July 26, 2006
Maybe he's laying the groundwork for a post-political career. Last week Jay Schneiderman took advantage of the county legislature's July hiatus and got ready for his close-up. He toured Southampton and East Hampton Towns with folks from LTV, serving as emcee for a documentary on hurricane preparedness.
Every year during hurricane season and even more frequently since Hurricane Katrina lashed the Gulf Coast last year, government emergency preparedness officials provide information about weathering a substantial storm. Since last September there have been numerous public forums and informational brochures convened and compiled. This is one of the first films designed to provide citizens with all they need to know in the event of a storm.
Mike Israelson, a member of the board of LTV and a professional filmmaker specializing in IMAX movies, is helming the effort. He, Legislator Schneiderman and community activist Laurie Wiltshire conducted interviews with subjects from involved agencies running the gamut from the local chapter of the Red Cross to the Southampton Town Animal Control Office.
Slated to begin airing in August and showing every day on LTV, the film is touted by Israelson as offering all one needs to know about how to survive a hurricane. Meteorological information, maps of predicted flood areas, information about shelters and even insurance suggestions are revealed in the documentary. Viewers will learn how to protect their houses, their boats and even their pets.

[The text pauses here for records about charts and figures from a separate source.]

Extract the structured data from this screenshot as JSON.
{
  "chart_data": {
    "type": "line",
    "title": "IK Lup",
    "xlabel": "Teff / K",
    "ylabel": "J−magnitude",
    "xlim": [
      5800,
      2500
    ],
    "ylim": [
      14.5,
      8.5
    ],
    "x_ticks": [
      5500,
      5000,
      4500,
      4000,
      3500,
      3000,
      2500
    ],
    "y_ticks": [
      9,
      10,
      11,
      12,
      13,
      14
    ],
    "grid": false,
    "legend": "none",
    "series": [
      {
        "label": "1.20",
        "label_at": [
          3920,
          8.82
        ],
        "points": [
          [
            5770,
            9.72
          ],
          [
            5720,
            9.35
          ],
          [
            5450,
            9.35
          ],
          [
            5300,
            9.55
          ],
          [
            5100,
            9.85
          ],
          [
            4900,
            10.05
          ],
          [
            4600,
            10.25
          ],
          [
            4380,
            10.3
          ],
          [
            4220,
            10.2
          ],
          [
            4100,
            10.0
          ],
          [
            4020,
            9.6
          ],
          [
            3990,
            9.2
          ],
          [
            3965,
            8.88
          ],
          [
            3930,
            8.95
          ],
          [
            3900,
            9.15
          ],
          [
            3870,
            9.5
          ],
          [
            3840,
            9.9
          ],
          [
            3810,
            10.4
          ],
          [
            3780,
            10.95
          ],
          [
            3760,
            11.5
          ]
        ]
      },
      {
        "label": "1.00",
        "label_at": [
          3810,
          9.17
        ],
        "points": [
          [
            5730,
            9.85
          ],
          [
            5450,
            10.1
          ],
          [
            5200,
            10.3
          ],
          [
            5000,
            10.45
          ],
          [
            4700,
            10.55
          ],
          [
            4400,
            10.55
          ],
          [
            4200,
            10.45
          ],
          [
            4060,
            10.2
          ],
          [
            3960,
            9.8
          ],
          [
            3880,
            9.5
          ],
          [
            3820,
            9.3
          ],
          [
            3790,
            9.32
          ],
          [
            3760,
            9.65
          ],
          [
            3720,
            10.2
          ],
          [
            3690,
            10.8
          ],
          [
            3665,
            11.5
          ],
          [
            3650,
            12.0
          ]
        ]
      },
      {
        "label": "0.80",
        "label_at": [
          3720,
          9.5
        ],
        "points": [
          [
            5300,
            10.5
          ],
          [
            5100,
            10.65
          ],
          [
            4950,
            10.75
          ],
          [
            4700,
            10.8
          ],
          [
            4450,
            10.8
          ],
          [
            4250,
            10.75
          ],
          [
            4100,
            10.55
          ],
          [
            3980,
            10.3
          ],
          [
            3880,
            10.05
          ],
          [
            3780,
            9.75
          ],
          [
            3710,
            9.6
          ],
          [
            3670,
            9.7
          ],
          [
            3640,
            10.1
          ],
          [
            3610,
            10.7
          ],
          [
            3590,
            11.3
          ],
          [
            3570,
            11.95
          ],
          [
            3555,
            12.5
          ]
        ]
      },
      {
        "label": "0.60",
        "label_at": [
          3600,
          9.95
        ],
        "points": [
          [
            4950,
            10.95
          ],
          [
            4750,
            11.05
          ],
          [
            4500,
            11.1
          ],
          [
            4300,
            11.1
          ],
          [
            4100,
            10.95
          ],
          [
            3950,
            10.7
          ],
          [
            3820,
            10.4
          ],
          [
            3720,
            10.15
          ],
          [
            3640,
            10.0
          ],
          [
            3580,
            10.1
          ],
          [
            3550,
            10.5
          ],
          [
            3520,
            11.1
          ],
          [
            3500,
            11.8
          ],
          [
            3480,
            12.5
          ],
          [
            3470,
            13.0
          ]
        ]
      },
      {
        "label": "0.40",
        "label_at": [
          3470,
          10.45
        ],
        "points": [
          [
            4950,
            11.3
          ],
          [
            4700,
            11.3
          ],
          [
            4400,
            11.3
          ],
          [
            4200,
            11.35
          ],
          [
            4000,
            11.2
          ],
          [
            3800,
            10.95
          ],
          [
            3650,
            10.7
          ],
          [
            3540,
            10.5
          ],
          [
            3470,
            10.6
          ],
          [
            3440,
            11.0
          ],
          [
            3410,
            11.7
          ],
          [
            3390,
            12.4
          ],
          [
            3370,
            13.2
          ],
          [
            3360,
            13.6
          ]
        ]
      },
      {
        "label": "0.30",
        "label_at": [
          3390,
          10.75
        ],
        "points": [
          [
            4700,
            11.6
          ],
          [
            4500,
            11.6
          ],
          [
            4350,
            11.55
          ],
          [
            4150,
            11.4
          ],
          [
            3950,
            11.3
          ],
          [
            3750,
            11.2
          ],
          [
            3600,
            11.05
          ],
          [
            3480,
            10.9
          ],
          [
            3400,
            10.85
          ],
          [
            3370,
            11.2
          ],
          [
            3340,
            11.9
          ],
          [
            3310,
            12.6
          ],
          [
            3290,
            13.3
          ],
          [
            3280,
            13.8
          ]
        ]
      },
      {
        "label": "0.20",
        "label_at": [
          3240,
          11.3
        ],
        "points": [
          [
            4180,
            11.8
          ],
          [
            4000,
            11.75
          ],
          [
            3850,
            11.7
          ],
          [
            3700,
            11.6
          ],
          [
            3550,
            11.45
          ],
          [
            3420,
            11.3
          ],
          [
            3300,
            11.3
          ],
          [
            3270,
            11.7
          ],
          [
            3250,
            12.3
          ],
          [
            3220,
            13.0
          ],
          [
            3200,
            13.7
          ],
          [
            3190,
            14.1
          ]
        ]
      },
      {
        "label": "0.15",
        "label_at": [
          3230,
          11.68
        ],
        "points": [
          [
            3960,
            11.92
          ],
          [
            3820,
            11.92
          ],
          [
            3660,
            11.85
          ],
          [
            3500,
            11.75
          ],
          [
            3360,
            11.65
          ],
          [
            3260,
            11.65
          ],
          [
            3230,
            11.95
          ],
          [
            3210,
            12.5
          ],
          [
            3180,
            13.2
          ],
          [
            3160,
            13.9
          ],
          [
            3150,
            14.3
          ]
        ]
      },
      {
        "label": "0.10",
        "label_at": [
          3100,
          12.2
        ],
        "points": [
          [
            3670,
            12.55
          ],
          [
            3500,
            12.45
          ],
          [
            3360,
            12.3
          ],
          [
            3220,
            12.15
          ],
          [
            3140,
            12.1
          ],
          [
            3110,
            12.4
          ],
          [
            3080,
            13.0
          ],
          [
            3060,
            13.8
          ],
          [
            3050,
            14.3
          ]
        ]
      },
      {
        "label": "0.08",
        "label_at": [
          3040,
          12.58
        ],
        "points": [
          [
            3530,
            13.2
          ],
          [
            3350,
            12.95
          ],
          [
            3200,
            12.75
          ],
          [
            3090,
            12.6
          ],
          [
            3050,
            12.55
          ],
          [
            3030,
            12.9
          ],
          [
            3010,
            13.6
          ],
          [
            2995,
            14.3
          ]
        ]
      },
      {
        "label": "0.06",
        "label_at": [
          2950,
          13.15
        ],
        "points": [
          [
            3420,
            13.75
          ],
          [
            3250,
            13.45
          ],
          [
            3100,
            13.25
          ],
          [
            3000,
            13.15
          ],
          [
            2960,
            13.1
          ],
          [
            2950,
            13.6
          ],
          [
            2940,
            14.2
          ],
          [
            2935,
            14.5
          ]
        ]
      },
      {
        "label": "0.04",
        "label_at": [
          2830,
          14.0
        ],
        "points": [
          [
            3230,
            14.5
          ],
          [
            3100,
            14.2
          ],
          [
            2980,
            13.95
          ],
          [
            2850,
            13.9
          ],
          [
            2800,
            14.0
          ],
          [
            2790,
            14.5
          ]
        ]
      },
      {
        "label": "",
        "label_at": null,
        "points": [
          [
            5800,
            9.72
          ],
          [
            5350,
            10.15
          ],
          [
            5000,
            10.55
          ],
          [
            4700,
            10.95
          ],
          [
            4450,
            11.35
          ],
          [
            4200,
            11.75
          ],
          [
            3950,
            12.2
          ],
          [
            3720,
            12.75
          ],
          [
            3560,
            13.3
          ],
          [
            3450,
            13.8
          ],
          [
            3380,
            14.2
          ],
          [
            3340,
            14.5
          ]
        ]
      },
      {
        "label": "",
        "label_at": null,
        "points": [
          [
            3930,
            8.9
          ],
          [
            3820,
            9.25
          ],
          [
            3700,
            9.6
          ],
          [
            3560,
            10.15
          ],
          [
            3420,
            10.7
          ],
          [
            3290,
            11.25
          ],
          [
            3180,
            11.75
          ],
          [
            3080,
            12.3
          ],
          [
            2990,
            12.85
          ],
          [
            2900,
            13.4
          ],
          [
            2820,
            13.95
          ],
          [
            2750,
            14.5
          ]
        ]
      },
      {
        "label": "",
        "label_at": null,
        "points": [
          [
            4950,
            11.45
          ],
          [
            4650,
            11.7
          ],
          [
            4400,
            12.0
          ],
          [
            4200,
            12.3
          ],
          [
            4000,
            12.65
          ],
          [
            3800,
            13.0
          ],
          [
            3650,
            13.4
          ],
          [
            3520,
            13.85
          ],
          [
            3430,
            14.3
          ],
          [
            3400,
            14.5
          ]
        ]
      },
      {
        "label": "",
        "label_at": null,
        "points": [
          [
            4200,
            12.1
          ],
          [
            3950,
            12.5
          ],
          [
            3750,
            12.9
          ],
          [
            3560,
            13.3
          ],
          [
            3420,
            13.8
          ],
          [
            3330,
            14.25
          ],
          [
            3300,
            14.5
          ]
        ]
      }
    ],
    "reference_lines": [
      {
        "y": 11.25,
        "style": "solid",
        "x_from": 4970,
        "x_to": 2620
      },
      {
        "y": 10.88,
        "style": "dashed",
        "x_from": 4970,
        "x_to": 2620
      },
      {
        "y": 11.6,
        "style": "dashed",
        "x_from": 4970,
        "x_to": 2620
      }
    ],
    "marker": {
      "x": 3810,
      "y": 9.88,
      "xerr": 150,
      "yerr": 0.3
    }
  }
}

Setting out to create the film, Israelson said he was surprised to note most people are "clueless" when it comes to making sure they're personally prepared. "I wanted to make a 'hands on' video so people can be responsible for themselves," he explained. Israelson believes people can't expect the government to bear the entire burden of providing safety in the event of a disaster. Individual citizens need to know how to be self sufficient, too.
The goal is to inform, not alarm, the filmmaker emphasized. Last week some locals complained about camera crews from an upIsland news channel scouring the beaches scaring folks about the pending storm Beryl. The LTV production, Israelson said, "will give people a sense of what they can do to protect themselves in the event of a disaster."
While the film promises to steer clear of scare tactics, it will be cautionary. Said Israelson, "Out here we all think the ocean is our best friend, but it could turn and become our worst enemy."